Costas Kokossis est retraité de la fonction publique. Depuis trois ans, il est bénévole au service administratif du dispensaire d'Iktinou, à Athènes. Ce bâtiment, situé dans un quartier défavorisé de la capitale grecque, accueille des médecins, pharmaciens, dentistes, psychologues. Ils y viennent prodiguer des soins, gratuitement, à toute personne qui en a besoin. Des médicaments sont également distribués.

Il existe actuellement une quarantaine de cliniques solidaires de ce type en Grèce. Elles sont autogérées et ne bénéficient d'aucune subvention de l'État. Une somme de bonnes volontés, certes utile, qui malheureusement fait office d'emplâtre sur une jambe de bois tant la situation semble s'enliser. Témoignage.

En Marche : Quels sont les moyens dont dispose le dispensaire d'Iktinou aujourd'hui ?

Costas Kokossis : Nous fonctionnons grâce à des dons, grecs et étrangers. Des donations financières mais également en matériels et en médicaments. Par exemple, nous avons reçu d'Allemagne un équipement qui nous permet d'effectuer des échographies. Concernant les médicaments courants, tous les jours, des sacs sont déposés devant notre porte par des citoyens. Nous recevons aussi des médicaments de l'étranger. 80 bénévoles travaillent actuellement au dispensaire : des soignants, mais également des personnes qui, comme moi, gèrent les tâches administratives et logistiques.
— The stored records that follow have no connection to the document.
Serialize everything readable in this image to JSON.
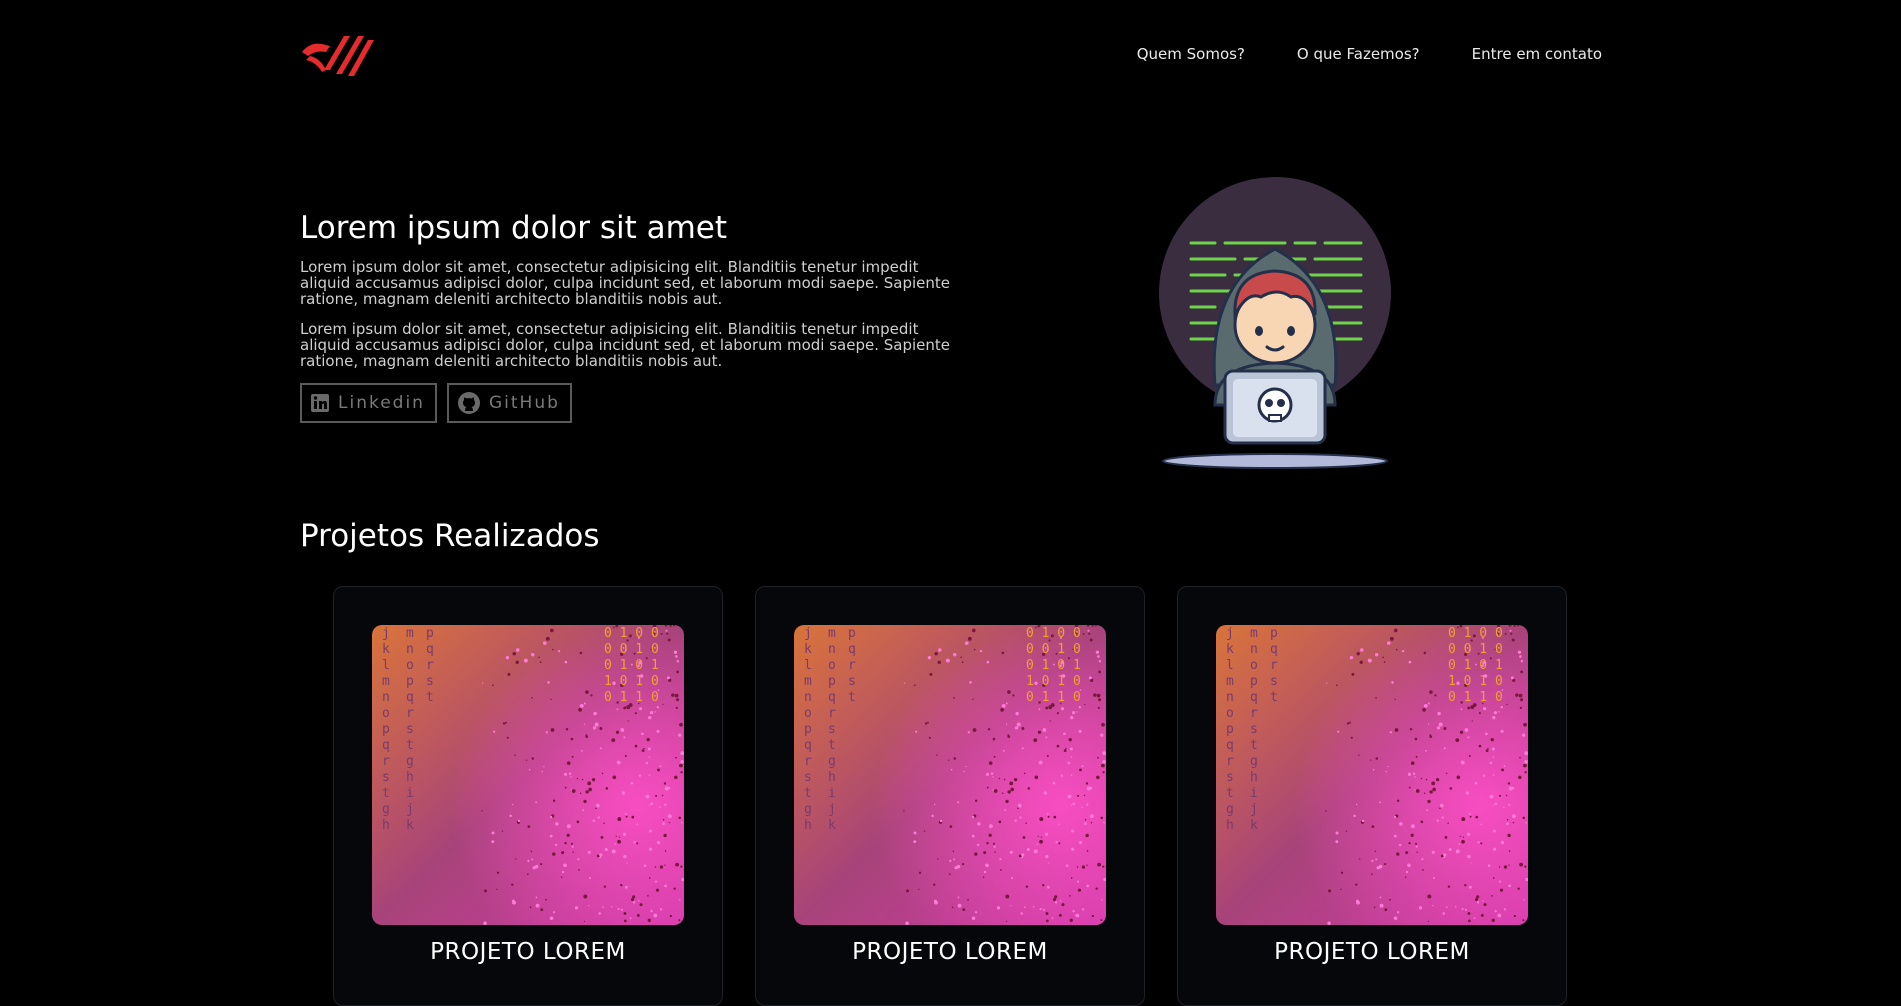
{
  "header": {
    "nav": [
      {
        "label": "Quem Somos?"
      },
      {
        "label": "O que Fazemos?"
      },
      {
        "label": "Entre em contato"
      }
    ]
  },
  "hero": {
    "title": "Lorem ipsum dolor sit amet",
    "paragraphs": [
      "Lorem ipsum dolor sit amet, consectetur adipisicing elit. Blanditiis tenetur impedit aliquid accusamus adipisci dolor, culpa incidunt sed, et laborum modi saepe. Sapiente ratione, magnam deleniti architecto blanditiis nobis aut.",
      "Lorem ipsum dolor sit amet, consectetur adipisicing elit. Blanditiis tenetur impedit aliquid accusamus adipisci dolor, culpa incidunt sed, et laborum modi saepe. Sapiente ratione, magnam deleniti architecto blanditiis nobis aut."
    ],
    "social": [
      {
        "label": "Linkedin",
        "icon": "linkedin-icon"
      },
      {
        "label": "GitHub",
        "icon": "github-icon"
      }
    ]
  },
  "projects": {
    "title": "Projetos Realizados",
    "cards": [
      {
        "title": "PROJETO LOREM"
      },
      {
        "title": "PROJETO LOREM"
      },
      {
        "title": "PROJETO LOREM"
      }
    ]
  },
  "colors": {
    "background": "#000000",
    "accent": "#e52b2b",
    "card_bg": "#06070a",
    "card_border": "#1e2126"
  }
}
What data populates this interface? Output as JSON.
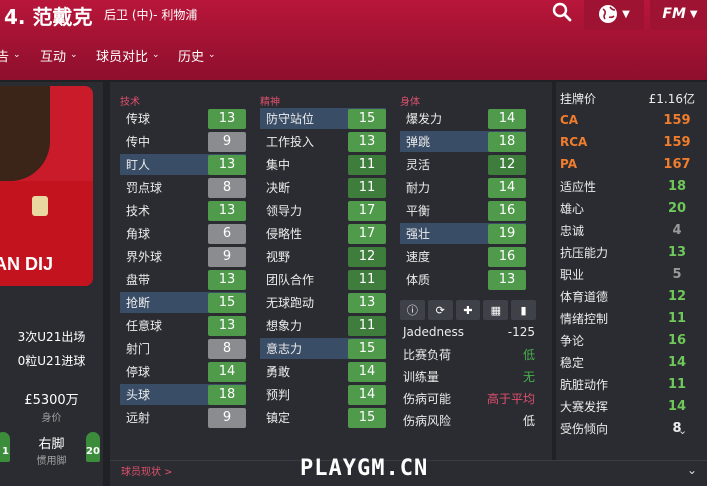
{
  "header": {
    "title": "4. 范戴克",
    "subtitle": "后卫 (中)- 利物浦",
    "menu": [
      "告",
      "互动",
      "球员对比",
      "历史"
    ]
  },
  "left": {
    "shirt_name": "AN DIJ",
    "u21_apps": "3次U21出场",
    "u21_goals": "0粒U21进球",
    "value": "£5300万",
    "value_label": "身价",
    "foot": "右脚",
    "foot_label": "惯用脚",
    "left_fig_num": "1",
    "right_fig_num": "20"
  },
  "columns": {
    "tech": "技术",
    "mental": "精神",
    "physical": "身体"
  },
  "technical": [
    {
      "name": "传球",
      "value": 13,
      "hl": false
    },
    {
      "name": "传中",
      "value": 9,
      "hl": false
    },
    {
      "name": "盯人",
      "value": 13,
      "hl": true
    },
    {
      "name": "罚点球",
      "value": 8,
      "hl": false
    },
    {
      "name": "技术",
      "value": 13,
      "hl": false
    },
    {
      "name": "角球",
      "value": 6,
      "hl": false
    },
    {
      "name": "界外球",
      "value": 9,
      "hl": false
    },
    {
      "name": "盘带",
      "value": 13,
      "hl": false
    },
    {
      "name": "抢断",
      "value": 15,
      "hl": true
    },
    {
      "name": "任意球",
      "value": 13,
      "hl": false
    },
    {
      "name": "射门",
      "value": 8,
      "hl": false
    },
    {
      "name": "停球",
      "value": 14,
      "hl": false
    },
    {
      "name": "头球",
      "value": 18,
      "hl": true
    },
    {
      "name": "远射",
      "value": 9,
      "hl": false
    }
  ],
  "mental": [
    {
      "name": "防守站位",
      "value": 15,
      "hl": true
    },
    {
      "name": "工作投入",
      "value": 13,
      "hl": false
    },
    {
      "name": "集中",
      "value": 11,
      "hl": false
    },
    {
      "name": "决断",
      "value": 11,
      "hl": false
    },
    {
      "name": "领导力",
      "value": 17,
      "hl": false
    },
    {
      "name": "侵略性",
      "value": 17,
      "hl": false
    },
    {
      "name": "视野",
      "value": 12,
      "hl": false
    },
    {
      "name": "团队合作",
      "value": 11,
      "hl": false
    },
    {
      "name": "无球跑动",
      "value": 13,
      "hl": false
    },
    {
      "name": "想象力",
      "value": 11,
      "hl": false
    },
    {
      "name": "意志力",
      "value": 15,
      "hl": true
    },
    {
      "name": "勇敢",
      "value": 14,
      "hl": false
    },
    {
      "name": "预判",
      "value": 14,
      "hl": false
    },
    {
      "name": "镇定",
      "value": 15,
      "hl": false
    }
  ],
  "physical": [
    {
      "name": "爆发力",
      "value": 14,
      "hl": false
    },
    {
      "name": "弹跳",
      "value": 18,
      "hl": true
    },
    {
      "name": "灵活",
      "value": 12,
      "hl": false
    },
    {
      "name": "耐力",
      "value": 14,
      "hl": false
    },
    {
      "name": "平衡",
      "value": 16,
      "hl": false
    },
    {
      "name": "强壮",
      "value": 19,
      "hl": true
    },
    {
      "name": "速度",
      "value": 16,
      "hl": false
    },
    {
      "name": "体质",
      "value": 13,
      "hl": false
    }
  ],
  "condition": [
    {
      "label": "Jadedness",
      "value": "-125",
      "color": "#ececec"
    },
    {
      "label": "比赛负荷",
      "value": "低",
      "color": "#48b04c"
    },
    {
      "label": "训练量",
      "value": "无",
      "color": "#48b04c"
    },
    {
      "label": "伤病可能",
      "value": "高于平均",
      "color": "#e0506d"
    },
    {
      "label": "伤病风险",
      "value": "低",
      "color": "#ececec"
    }
  ],
  "right": [
    {
      "label": "挂牌价",
      "value": "£1.16亿",
      "lcolor": "#ececec",
      "vcolor": "#ececec"
    },
    {
      "label": "CA",
      "value": "159",
      "lcolor": "#f07d2e",
      "vcolor": "#f07d2e"
    },
    {
      "label": "RCA",
      "value": "159",
      "lcolor": "#f07d2e",
      "vcolor": "#f07d2e"
    },
    {
      "label": "PA",
      "value": "167",
      "lcolor": "#f07d2e",
      "vcolor": "#f07d2e"
    },
    {
      "label": "适应性",
      "value": "18",
      "lcolor": "#ececec",
      "vcolor": "#6fc85a"
    },
    {
      "label": "雄心",
      "value": "20",
      "lcolor": "#ececec",
      "vcolor": "#6fc85a"
    },
    {
      "label": "忠诚",
      "value": "4",
      "lcolor": "#ececec",
      "vcolor": "#9a9a9a"
    },
    {
      "label": "抗压能力",
      "value": "13",
      "lcolor": "#ececec",
      "vcolor": "#6fc85a"
    },
    {
      "label": "职业",
      "value": "5",
      "lcolor": "#ececec",
      "vcolor": "#9a9a9a"
    },
    {
      "label": "体育道德",
      "value": "12",
      "lcolor": "#ececec",
      "vcolor": "#6fc85a"
    },
    {
      "label": "情绪控制",
      "value": "11",
      "lcolor": "#ececec",
      "vcolor": "#6fc85a"
    },
    {
      "label": "争论",
      "value": "16",
      "lcolor": "#ececec",
      "vcolor": "#6fc85a"
    },
    {
      "label": "稳定",
      "value": "14",
      "lcolor": "#ececec",
      "vcolor": "#6fc85a"
    },
    {
      "label": "肮脏动作",
      "value": "11",
      "lcolor": "#ececec",
      "vcolor": "#6fc85a"
    },
    {
      "label": "大赛发挥",
      "value": "14",
      "lcolor": "#ececec",
      "vcolor": "#6fc85a"
    },
    {
      "label": "受伤倾向",
      "value": "8",
      "lcolor": "#ececec",
      "vcolor": "#ececec"
    }
  ],
  "footer": {
    "link": "球员现状 >",
    "watermark": "PLAYGM.CN"
  },
  "colors": {
    "low": "#8a8c90",
    "mid": "#3f7d3d",
    "high": "#4f9a4b",
    "accent": "#b8163a"
  }
}
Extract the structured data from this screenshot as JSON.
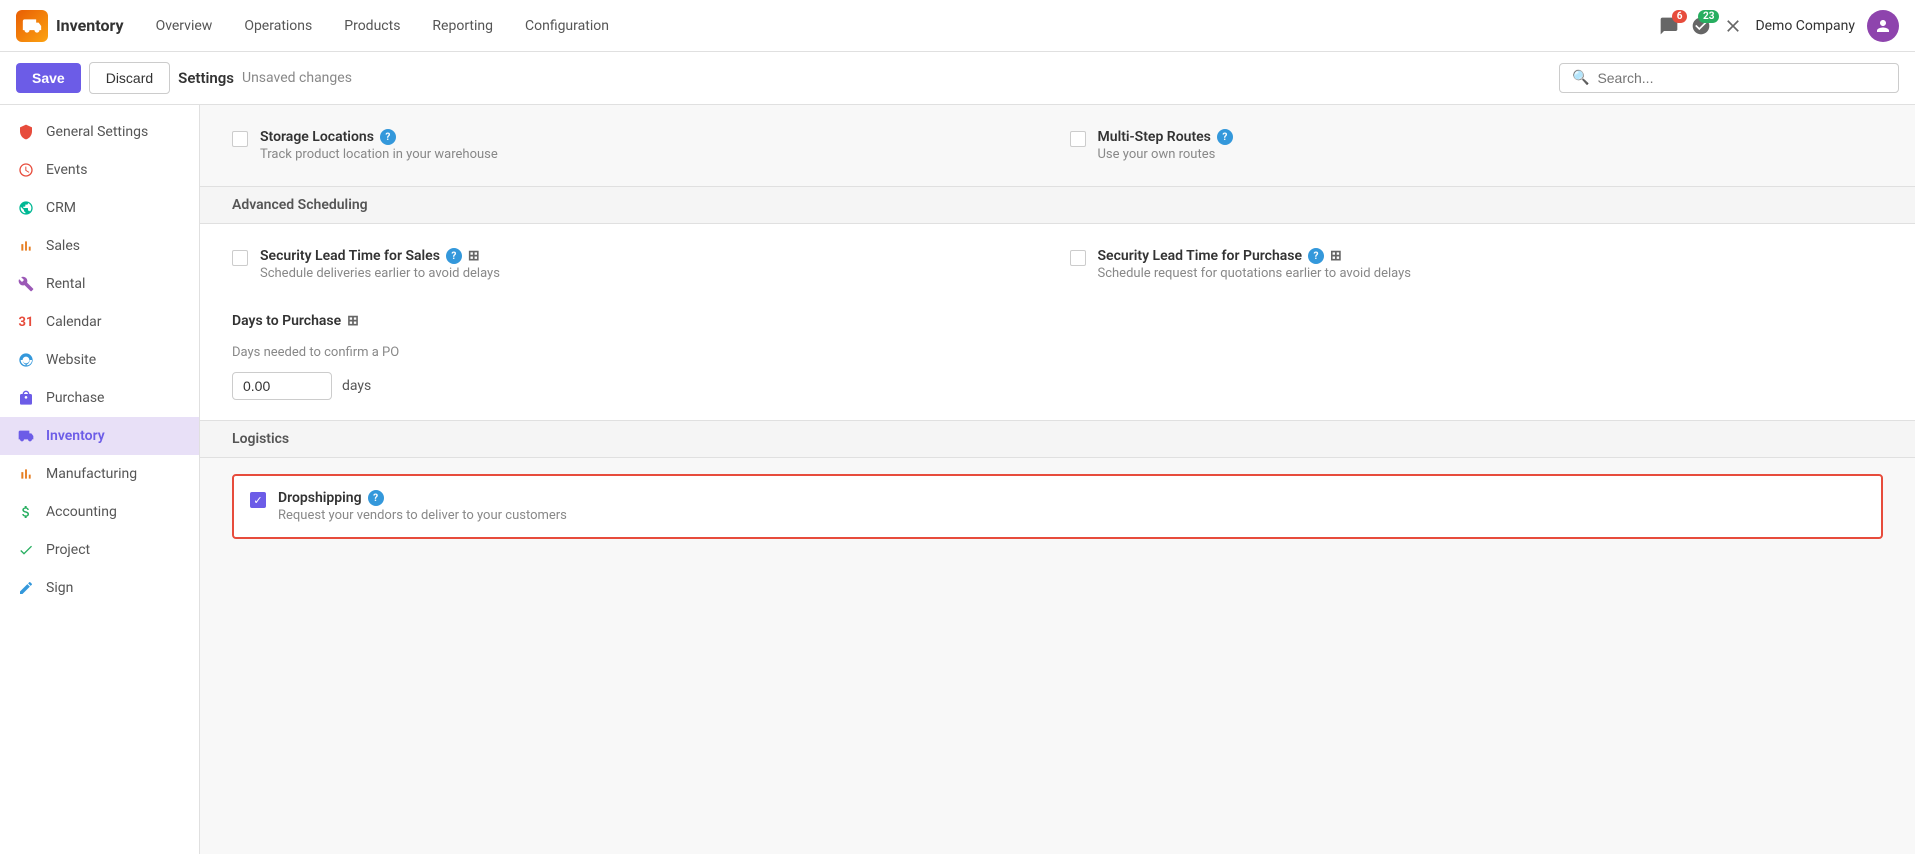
{
  "app": {
    "name": "Inventory",
    "logo_char": "📦"
  },
  "nav": {
    "items": [
      {
        "label": "Overview",
        "id": "overview"
      },
      {
        "label": "Operations",
        "id": "operations"
      },
      {
        "label": "Products",
        "id": "products"
      },
      {
        "label": "Reporting",
        "id": "reporting"
      },
      {
        "label": "Configuration",
        "id": "configuration"
      }
    ]
  },
  "header_icons": {
    "messages_badge": "6",
    "activity_badge": "23",
    "company": "Demo Company"
  },
  "toolbar": {
    "save_label": "Save",
    "discard_label": "Discard",
    "title": "Settings",
    "unsaved": "Unsaved changes",
    "search_placeholder": "Search..."
  },
  "sidebar": {
    "items": [
      {
        "label": "General Settings",
        "id": "general-settings",
        "icon": "⚙️",
        "color": "icon-general"
      },
      {
        "label": "Events",
        "id": "events",
        "icon": "✂️",
        "color": "icon-events"
      },
      {
        "label": "CRM",
        "id": "crm",
        "icon": "💧",
        "color": "icon-crm"
      },
      {
        "label": "Sales",
        "id": "sales",
        "icon": "📊",
        "color": "icon-sales"
      },
      {
        "label": "Rental",
        "id": "rental",
        "icon": "🔧",
        "color": "icon-rental"
      },
      {
        "label": "Calendar",
        "id": "calendar",
        "icon": "31",
        "color": "icon-calendar"
      },
      {
        "label": "Website",
        "id": "website",
        "icon": "🌐",
        "color": "icon-website"
      },
      {
        "label": "Purchase",
        "id": "purchase",
        "icon": "🛒",
        "color": "icon-purchase"
      },
      {
        "label": "Inventory",
        "id": "inventory",
        "icon": "📦",
        "color": "icon-inventory",
        "active": true
      },
      {
        "label": "Manufacturing",
        "id": "manufacturing",
        "icon": "📊",
        "color": "icon-manufacturing"
      },
      {
        "label": "Accounting",
        "id": "accounting",
        "icon": "📈",
        "color": "icon-accounting"
      },
      {
        "label": "Project",
        "id": "project",
        "icon": "✓",
        "color": "icon-project"
      },
      {
        "label": "Sign",
        "id": "sign",
        "icon": "✍️",
        "color": "icon-sign"
      }
    ]
  },
  "content": {
    "warehouse_section": {
      "storage_locations": {
        "title": "Storage Locations",
        "desc": "Track product location in your warehouse",
        "checked": false
      },
      "multi_step_routes": {
        "title": "Multi-Step Routes",
        "desc": "Use your own routes",
        "checked": false
      }
    },
    "advanced_scheduling": {
      "header": "Advanced Scheduling",
      "security_lead_sales": {
        "title": "Security Lead Time for Sales",
        "desc": "Schedule deliveries earlier to avoid delays",
        "checked": false
      },
      "security_lead_purchase": {
        "title": "Security Lead Time for Purchase",
        "desc": "Schedule request for quotations earlier to avoid delays",
        "checked": false
      },
      "days_to_purchase": {
        "title": "Days to Purchase",
        "desc": "Days needed to confirm a PO",
        "value": "0.00",
        "unit": "days"
      }
    },
    "logistics": {
      "header": "Logistics",
      "dropshipping": {
        "title": "Dropshipping",
        "desc": "Request your vendors to deliver to your customers",
        "checked": true
      }
    }
  }
}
En trois ans, nous avons traité plus de vingt mille cas, et ce nombre n'a fait qu'augmenter au fil des ans. En 2013, la clinique était accessible un jour par semaine, aujourd'hui, nous recevons des patients cinq jours par semaine.

EM : Quelles sont les principales difficultés auxquelles vous devez faire face actuellement ?

CK : Je pointerais deux problèmes majeurs : la pénurie de médicaments et le manque de budget. Nous avons créé notre pharmacie grâce aux dépôts anonymes et aux dons extérieurs. Cela ne suffit pas. Et puis, il y a certains médicaments - dédiés à des pathologies lourdes - dont nous ne disposons pas et qui sont uniquement accessibles via les hôpitaux, mais ceux-ci connaissent des problèmes de pénurie. Là, nous sommes démunis.

Le problème est identique concernant les tests en laboratoire, pour lesquels nous ne disposons pas du matériel nécessaire. Nous devons également faire face à un nombre croissant de personnes ayant un besoin urgent de soins psychologiques. Il y a trois ans, trois psychologues consultaient au dispensaire, aujourd'hui, ils sont quinze.

Pour les problèmes de santé mentale, nous ne sommes pas autorisés à octroyer les médicaments nécessaires. C'est une situation qui est très grave. Par le passé, le secteur grec de la santé publique n'était pas exempt de mauvaises pratiques. Il fallait changer les choses mais pas à cette vitesse incroyable ! Les conséquences sont terribles pour la population, et les structures parallèles comme la nôtre n'ont pas la possibilité de pallier tous les manques.

EM : Êtes-vous amené à soigner des personnes réfugiées ?

CK : Oui. Nos bénévoles partagent leur temps entre le dispensaire et les camps. Nos stocks aussi sont partagés. La situation est cauchemardesque. J'ai la sensation que ces personnes sont piégées dans le pays. Malgré les multiples activités solidaires et les nombreux dons de nourriture et de vêtements, je ne suis pas optimiste. Les conséquences pour le potentiel économique et social du pays sont tragiques.